WEDNESDAY, March 17 (HealthDay News) — Plugging certain genetic data into the standard risk-assessment model for breast cancer won’t do much to help gauge a woman’s odds for getting the disease, a new study shows.
Assessing a woman’s breast cancer risk remains a work in progress for doctors. For years, experts have relied on what’s known as the “Gail model,” which asks women seven questions related to family history, medical history and other areas, and then predicts her risk for breast cancer.
Experts have also known that women with mutations in the BRCA1 and BRCA2 genes are at much higher breast cancer risk than women without these mutations.
But more recently, scientists have identified several other genetic variants linked with breast cancer.
So, in a study published in the March 18 issue of the New England Journal of Medicine, researchers decided to add these newer variants to the model and see if it could improve prediction of risk over and above the standard Gail model.

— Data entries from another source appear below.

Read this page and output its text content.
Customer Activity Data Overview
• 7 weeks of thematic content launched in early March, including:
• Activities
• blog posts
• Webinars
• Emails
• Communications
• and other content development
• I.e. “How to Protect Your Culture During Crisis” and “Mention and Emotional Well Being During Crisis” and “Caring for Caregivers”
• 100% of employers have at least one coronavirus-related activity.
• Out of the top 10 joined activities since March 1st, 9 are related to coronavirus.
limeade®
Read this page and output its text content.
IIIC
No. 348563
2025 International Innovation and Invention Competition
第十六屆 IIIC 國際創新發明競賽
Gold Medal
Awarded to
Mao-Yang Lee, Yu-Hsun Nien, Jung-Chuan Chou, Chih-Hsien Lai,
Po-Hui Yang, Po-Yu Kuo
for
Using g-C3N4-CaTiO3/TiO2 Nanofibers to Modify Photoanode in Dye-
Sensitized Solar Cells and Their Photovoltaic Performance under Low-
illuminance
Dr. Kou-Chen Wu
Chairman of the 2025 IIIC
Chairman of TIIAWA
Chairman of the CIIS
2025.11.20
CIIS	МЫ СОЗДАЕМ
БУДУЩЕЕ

“These variants are common,” noted study co-author Dr. Patricia Hartge, senior scientist and deputy director of epidemiology and biostatistics at the U.S. National Cancer Institute. The variants are known as SNPs — single nucleotide polymorphisms.
They’re not as powerful, however, as the much-cited BRCA1 and BRCA2 gene mutations, Hartge said, and each SNP boosts a woman’s risk much less than the BRCA genes might.
In the study, Hartge and her colleagues evaluated information on both traditional risk factors — such as those assessed by the Gail model and 10 common SNP genetic variants, deriving information and genetic data from four large U.S.-based studies and one large Polish breast cancer study. Women in the studies ranged in age from 50 to 79.
In all, almost 5,600 women from the studies had breast cancer and nearly 6,000 were healthy controls.
The question, Hartge said, was simple: “Does getting your SNPs measured really help with prediction, beyond the simple question of the Gail model?”
After evaluating the data, “we found that it helped some,” Hartge said.
To quantify how much exactly is difficult, she said, but to put it in other words: “Our data showed that women in the top 20 percent of risk score from the Gail model alone would comprise about 29.9 percent of the actual breast cancer cases. Our data also show that women in the top 20 percent of risk score from the Gail-Plus-SNPs model would comprise about 33.6 percent of the actual breast cancer cases. So you see adding the SNPs helps some.”
But for a model to be considered highly effective, women who score in the top 20 percent of risk would have at account for 80 percent of the women who actually ended up with breast cancer, Hartge said.
The study shows that, by that yardstick, the new risk-assessment model just isn’t there yet.
In the future, Hartge said, as more discoveries about genetic variants are made, they can be incorporated into the risk model, hopefully increasing the accuracy of the prediction.
But for now, “based on our current data, we do not recommend that women seek genotyping as a means of better understanding their risk profile,” Hartge said.
Doctors use the Gail model to determine risk and sometimes advise women about preventive measures such as the frequency of mammograms.
In an editorial accompanying the report, Dutch researchers took a “stay tuned” stance.
“For women seeking advice on their personal risk of breast cancer, it is obviously too early to incorporate SNP testing into a counseling procedures, although such tests are already advertised for this purpose on the internet,” they wrote.
Like Hartge, however, the editorial authors — Dr. Peter Devilee of Leiden University Medical Center, Leiden, and Dr. Matti Rookus of the Netherlands Cancer Institute in Amsterdam — predict the performance of these prediction tools will improve over the next decade.